La dernière phrase du film nous ramène également au réalisateur français : « Il ne se retourna pas, et eut l’impression de monter dans un train sans fin lancé dans la nuit insondable vers un futur brumeux et incertain ». Ces mots font écho à ceux que Truffaut, dans le rôle du réalisateur de La Nuit américaine, disait au personnage incarné par Jean-Pierre Léaud : « Les films sont comme des trains qui avancent dans la nuit. » Wong Kar Wai semble avoir définitivement donné corps à cette phrase, magnifique définition du cinéma : à la fois numéro de la chambre d’hôtel où se retrouvaient les amants d’In the Mood for Love et titre du roman de science-fiction qu’écrit le personnage de Tony Leung, 2046 est aussi le numéro du train emprunté par les voyageurs à la recherche de leurs souvenirs perdus.
La Main (The Hand) (2005)
The Hand est la troisième partie du film à sketches Eros, qui comprend également deux courts métrages d’Antonioni et Soderbergh.
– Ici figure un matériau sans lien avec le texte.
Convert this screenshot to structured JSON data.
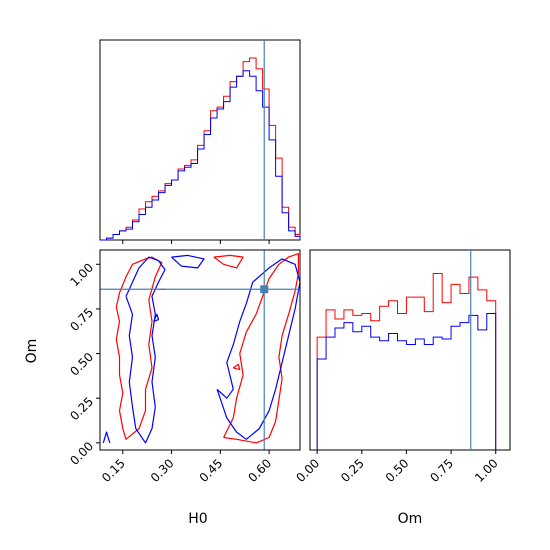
{
  "colors": {
    "series_a": "#ff0000",
    "series_b": "#0000ff",
    "truth": "#4682b4",
    "frame": "#000000"
  },
  "chart_data": [
    {
      "type": "histogram",
      "panel": "H0 marginal",
      "x_range": [
        0.08,
        0.695
      ],
      "bin_edges": [
        0.08,
        0.1,
        0.12,
        0.14,
        0.16,
        0.18,
        0.2,
        0.22,
        0.24,
        0.26,
        0.28,
        0.3,
        0.32,
        0.34,
        0.36,
        0.38,
        0.4,
        0.42,
        0.44,
        0.46,
        0.48,
        0.5,
        0.52,
        0.54,
        0.56,
        0.58,
        0.6,
        0.62,
        0.64,
        0.66,
        0.68,
        0.695
      ],
      "series": [
        {
          "color": "#ff0000",
          "values": [
            0,
            0.01,
            0.03,
            0.05,
            0.07,
            0.11,
            0.17,
            0.21,
            0.24,
            0.27,
            0.31,
            0.33,
            0.39,
            0.41,
            0.44,
            0.52,
            0.6,
            0.71,
            0.73,
            0.79,
            0.87,
            0.9,
            0.98,
            1.0,
            0.94,
            0.83,
            0.63,
            0.45,
            0.18,
            0.07,
            0.03
          ]
        },
        {
          "color": "#0000ff",
          "values": [
            0,
            0.01,
            0.03,
            0.05,
            0.06,
            0.1,
            0.14,
            0.18,
            0.22,
            0.26,
            0.3,
            0.33,
            0.38,
            0.4,
            0.42,
            0.5,
            0.58,
            0.67,
            0.72,
            0.76,
            0.84,
            0.9,
            0.93,
            0.9,
            0.82,
            0.73,
            0.55,
            0.35,
            0.15,
            0.05,
            0.02
          ]
        }
      ],
      "truth_x": 0.585
    },
    {
      "type": "contour",
      "panel": "H0 vs Om",
      "xlabel": "H0",
      "ylabel": "Om",
      "xlim": [
        0.08,
        0.695
      ],
      "ylim": [
        -0.04,
        1.08
      ],
      "x_ticks": [
        "0.15",
        "0.30",
        "0.45",
        "0.60"
      ],
      "y_ticks": [
        "0.00",
        "0.25",
        "0.50",
        "0.75",
        "1.00"
      ],
      "series": [
        {
          "color": "#ff0000",
          "contours": [
            [
              [
                0.22,
                1.03
              ],
              [
                0.18,
                1.0
              ],
              [
                0.16,
                0.93
              ],
              [
                0.14,
                0.84
              ],
              [
                0.13,
                0.76
              ],
              [
                0.14,
                0.68
              ],
              [
                0.13,
                0.58
              ],
              [
                0.14,
                0.48
              ],
              [
                0.14,
                0.38
              ],
              [
                0.15,
                0.28
              ],
              [
                0.14,
                0.18
              ],
              [
                0.15,
                0.08
              ],
              [
                0.16,
                0.02
              ],
              [
                0.2,
                0.08
              ],
              [
                0.22,
                0.18
              ],
              [
                0.22,
                0.3
              ],
              [
                0.24,
                0.42
              ],
              [
                0.23,
                0.55
              ],
              [
                0.24,
                0.68
              ],
              [
                0.23,
                0.8
              ],
              [
                0.25,
                0.93
              ],
              [
                0.27,
                1.01
              ],
              [
                0.24,
                1.04
              ],
              [
                0.22,
                1.03
              ]
            ],
            [
              [
                0.46,
                0.03
              ],
              [
                0.5,
                0.02
              ],
              [
                0.56,
                0.0
              ],
              [
                0.6,
                0.03
              ],
              [
                0.62,
                0.12
              ],
              [
                0.63,
                0.24
              ],
              [
                0.64,
                0.36
              ],
              [
                0.63,
                0.48
              ],
              [
                0.64,
                0.6
              ],
              [
                0.66,
                0.72
              ],
              [
                0.68,
                0.85
              ],
              [
                0.69,
                0.95
              ],
              [
                0.69,
                1.06
              ],
              [
                0.66,
                1.04
              ],
              [
                0.63,
                1.0
              ],
              [
                0.6,
                0.92
              ],
              [
                0.58,
                0.82
              ],
              [
                0.56,
                0.72
              ],
              [
                0.53,
                0.62
              ],
              [
                0.51,
                0.5
              ],
              [
                0.52,
                0.38
              ],
              [
                0.5,
                0.25
              ],
              [
                0.49,
                0.14
              ],
              [
                0.46,
                0.03
              ]
            ],
            [
              [
                0.43,
                1.04
              ],
              [
                0.48,
                1.05
              ],
              [
                0.52,
                1.04
              ],
              [
                0.5,
                0.98
              ],
              [
                0.46,
                1.0
              ],
              [
                0.43,
                1.04
              ]
            ],
            [
              [
                0.49,
                0.42
              ],
              [
                0.505,
                0.44
              ],
              [
                0.51,
                0.41
              ],
              [
                0.49,
                0.42
              ]
            ],
            [
              [
                0.26,
                0.86
              ],
              [
                0.285,
                0.86
              ]
            ]
          ]
        },
        {
          "color": "#0000ff",
          "contours": [
            [
              [
                0.16,
                0.82
              ],
              [
                0.18,
                0.9
              ],
              [
                0.2,
                0.98
              ],
              [
                0.23,
                1.04
              ],
              [
                0.26,
                1.02
              ],
              [
                0.28,
                0.97
              ],
              [
                0.26,
                0.9
              ],
              [
                0.24,
                0.82
              ],
              [
                0.25,
                0.72
              ],
              [
                0.24,
                0.6
              ],
              [
                0.25,
                0.48
              ],
              [
                0.24,
                0.34
              ],
              [
                0.25,
                0.2
              ],
              [
                0.24,
                0.08
              ],
              [
                0.22,
                0.0
              ],
              [
                0.19,
                0.08
              ],
              [
                0.18,
                0.2
              ],
              [
                0.17,
                0.34
              ],
              [
                0.18,
                0.48
              ],
              [
                0.17,
                0.6
              ],
              [
                0.18,
                0.72
              ],
              [
                0.16,
                0.82
              ]
            ],
            [
              [
                0.3,
                1.04
              ],
              [
                0.35,
                1.05
              ],
              [
                0.4,
                1.03
              ],
              [
                0.38,
                0.98
              ],
              [
                0.33,
                0.99
              ],
              [
                0.3,
                1.04
              ]
            ],
            [
              [
                0.44,
                0.3
              ],
              [
                0.47,
                0.25
              ],
              [
                0.49,
                0.3
              ],
              [
                0.47,
                0.45
              ],
              [
                0.49,
                0.55
              ],
              [
                0.51,
                0.68
              ],
              [
                0.53,
                0.78
              ],
              [
                0.55,
                0.9
              ],
              [
                0.6,
                0.98
              ],
              [
                0.64,
                1.03
              ],
              [
                0.68,
                1.0
              ],
              [
                0.695,
                0.9
              ],
              [
                0.68,
                0.75
              ],
              [
                0.66,
                0.6
              ],
              [
                0.64,
                0.45
              ],
              [
                0.62,
                0.3
              ],
              [
                0.6,
                0.18
              ],
              [
                0.57,
                0.08
              ],
              [
                0.53,
                0.02
              ],
              [
                0.5,
                0.06
              ],
              [
                0.47,
                0.14
              ],
              [
                0.44,
                0.3
              ]
            ],
            [
              [
                0.09,
                0.0
              ],
              [
                0.1,
                0.06
              ],
              [
                0.11,
                0.0
              ]
            ],
            [
              [
                0.245,
                0.68
              ],
              [
                0.255,
                0.72
              ],
              [
                0.26,
                0.69
              ],
              [
                0.245,
                0.68
              ]
            ]
          ]
        }
      ],
      "truth_point": [
        0.585,
        0.86
      ]
    },
    {
      "type": "histogram",
      "panel": "Om marginal",
      "xlabel": "Om",
      "x_range": [
        -0.04,
        1.08
      ],
      "x_ticks": [
        "0.00",
        "0.25",
        "0.50",
        "0.75",
        "1.00"
      ],
      "bin_edges": [
        0.0,
        0.05,
        0.1,
        0.15,
        0.2,
        0.25,
        0.3,
        0.35,
        0.4,
        0.45,
        0.5,
        0.55,
        0.6,
        0.65,
        0.7,
        0.75,
        0.8,
        0.85,
        0.9,
        0.95,
        1.0
      ],
      "series": [
        {
          "color": "#ff0000",
          "values": [
            0.62,
            0.77,
            0.72,
            0.77,
            0.74,
            0.75,
            0.71,
            0.79,
            0.82,
            0.75,
            0.84,
            0.84,
            0.76,
            0.97,
            0.81,
            0.91,
            0.86,
            0.95,
            0.88,
            0.82
          ]
        },
        {
          "color": "#0000ff",
          "values": [
            0.5,
            0.62,
            0.67,
            0.7,
            0.65,
            0.68,
            0.62,
            0.6,
            0.64,
            0.6,
            0.58,
            0.61,
            0.58,
            0.62,
            0.61,
            0.68,
            0.7,
            0.74,
            0.66,
            0.75
          ]
        }
      ],
      "truth_x": 0.86
    }
  ]
}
Dire que le segment de Wong Kar Wai est le plus réussi des trois relève de l’euphémisme, tant celui d’Antonioni est un ratage total et celui de Soderbergh paraît complètement hors sujet. On retrouve dans The Hand Gong Li et Chen Chang, et le même érotisme latent qui a fait précédemment la force d’In the Mood for Love.
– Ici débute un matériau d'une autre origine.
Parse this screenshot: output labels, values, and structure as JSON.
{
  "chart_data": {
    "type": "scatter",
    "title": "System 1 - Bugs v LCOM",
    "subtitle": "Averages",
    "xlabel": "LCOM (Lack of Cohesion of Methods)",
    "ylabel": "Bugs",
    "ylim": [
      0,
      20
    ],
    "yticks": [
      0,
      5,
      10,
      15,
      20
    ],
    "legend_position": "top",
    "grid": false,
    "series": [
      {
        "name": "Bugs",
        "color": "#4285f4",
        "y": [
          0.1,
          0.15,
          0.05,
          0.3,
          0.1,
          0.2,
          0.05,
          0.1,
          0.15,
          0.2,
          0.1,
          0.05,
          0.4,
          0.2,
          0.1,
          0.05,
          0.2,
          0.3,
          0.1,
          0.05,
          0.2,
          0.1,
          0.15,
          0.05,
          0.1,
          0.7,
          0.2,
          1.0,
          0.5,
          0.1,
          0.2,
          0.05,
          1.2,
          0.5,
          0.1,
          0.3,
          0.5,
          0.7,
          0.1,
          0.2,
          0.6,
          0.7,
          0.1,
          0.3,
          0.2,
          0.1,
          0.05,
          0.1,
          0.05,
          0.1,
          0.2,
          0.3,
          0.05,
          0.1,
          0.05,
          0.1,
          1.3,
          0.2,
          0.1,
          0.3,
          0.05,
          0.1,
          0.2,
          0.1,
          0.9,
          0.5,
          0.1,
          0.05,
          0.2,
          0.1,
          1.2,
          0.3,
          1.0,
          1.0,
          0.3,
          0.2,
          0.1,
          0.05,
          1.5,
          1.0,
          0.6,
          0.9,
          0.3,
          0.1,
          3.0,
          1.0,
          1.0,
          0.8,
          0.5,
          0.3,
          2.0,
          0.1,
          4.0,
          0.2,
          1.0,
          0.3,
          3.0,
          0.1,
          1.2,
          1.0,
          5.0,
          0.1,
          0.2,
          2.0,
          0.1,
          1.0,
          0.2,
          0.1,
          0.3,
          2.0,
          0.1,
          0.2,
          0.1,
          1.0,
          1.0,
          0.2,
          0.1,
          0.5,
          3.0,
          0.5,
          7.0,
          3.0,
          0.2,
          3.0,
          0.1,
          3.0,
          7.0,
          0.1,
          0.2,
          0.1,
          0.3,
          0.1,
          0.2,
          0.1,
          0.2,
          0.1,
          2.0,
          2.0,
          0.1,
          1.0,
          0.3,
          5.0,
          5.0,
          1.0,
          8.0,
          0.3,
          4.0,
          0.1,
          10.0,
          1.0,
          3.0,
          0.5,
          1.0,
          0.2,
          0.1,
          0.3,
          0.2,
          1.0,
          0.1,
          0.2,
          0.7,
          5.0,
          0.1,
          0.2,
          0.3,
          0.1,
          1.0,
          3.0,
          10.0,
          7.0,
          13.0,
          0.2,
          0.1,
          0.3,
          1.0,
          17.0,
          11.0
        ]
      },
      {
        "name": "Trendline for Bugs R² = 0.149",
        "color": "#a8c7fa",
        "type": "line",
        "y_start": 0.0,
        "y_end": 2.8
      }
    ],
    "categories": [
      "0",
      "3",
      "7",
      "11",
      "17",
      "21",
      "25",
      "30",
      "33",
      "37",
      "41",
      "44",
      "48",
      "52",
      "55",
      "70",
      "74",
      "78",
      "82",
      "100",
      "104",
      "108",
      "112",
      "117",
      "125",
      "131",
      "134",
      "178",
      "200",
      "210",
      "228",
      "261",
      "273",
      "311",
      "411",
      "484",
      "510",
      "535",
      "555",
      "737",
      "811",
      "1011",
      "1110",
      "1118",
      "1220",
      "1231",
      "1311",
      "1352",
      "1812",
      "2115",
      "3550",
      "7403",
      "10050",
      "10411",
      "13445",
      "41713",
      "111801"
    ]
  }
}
Revoir l’œuvre de Wong Kar Wai permet de mesurer toute la cohérence qui s’en dégage. C’est chose possible aujourd’hui grâce aux éditions DVD de ses films, dont voici les disponibilités :
Nos années sauvages, Chungking Express, Les Anges déchus et Happy Together sont disponibles dans le coffret « la Révolution Wong Kar Wai » édité par TF1 Vidéo. Les suppléments sont quasi inexistants : on trouve les bandes annonces des films et des galeries de photos. Les films sont dans des copies très correctes.
In the Mood for Love et 2046 font tous deux l’objet d’éditions collectors éditées par TF1 Vidéo. Ces éditions sont très riches. En plus des scènes coupées ou alternatives (toujours précieuses chez un cinéaste comme Wong Kar Wai), on y trouve des entretiens avec l’équipe du film, des bandes annonces, ainsi que des galeries d’affiches du monde entier. Les films sont présentés dans des copies magnifiques, avec un son Dolby Surround 5.1 qui rend justice à leurs magnifiques bandes-sons.
Les Cendres du temps est également disponible chez TF1 Vidéo. Un temps prévu pour figurer aux côtés des quatre films contenus dans le coffret « la Révolution Wong Kar Wai », on imagine que c’est la qualité médiocre du master qui a incité l’éditeur à le sortir séparément. L’image est granuleuse, et le son en mono. Il est à noter qu’une version sensiblement différente du film est sortie en Chine (certaines scènes ne figurent pas dans le master qui a servi pour l’élaboration du DVD français). Une rumeur court actuellement, selon laquelle Wong Kar Wai souhaiterait aujourd’hui remonter son film, ayant laissé beaucoup de matériel non utilisé lors du montage initial.
Toujours chez TF1 Vidéo, As Tears Go By a en revanche eu droit à un traitement qui fait honneur au film qu’il renferme, auquel s’ajoutent deux interviews des critiques Gérard Delorme et Fathi Beddiar, réalisées pour l’occasion.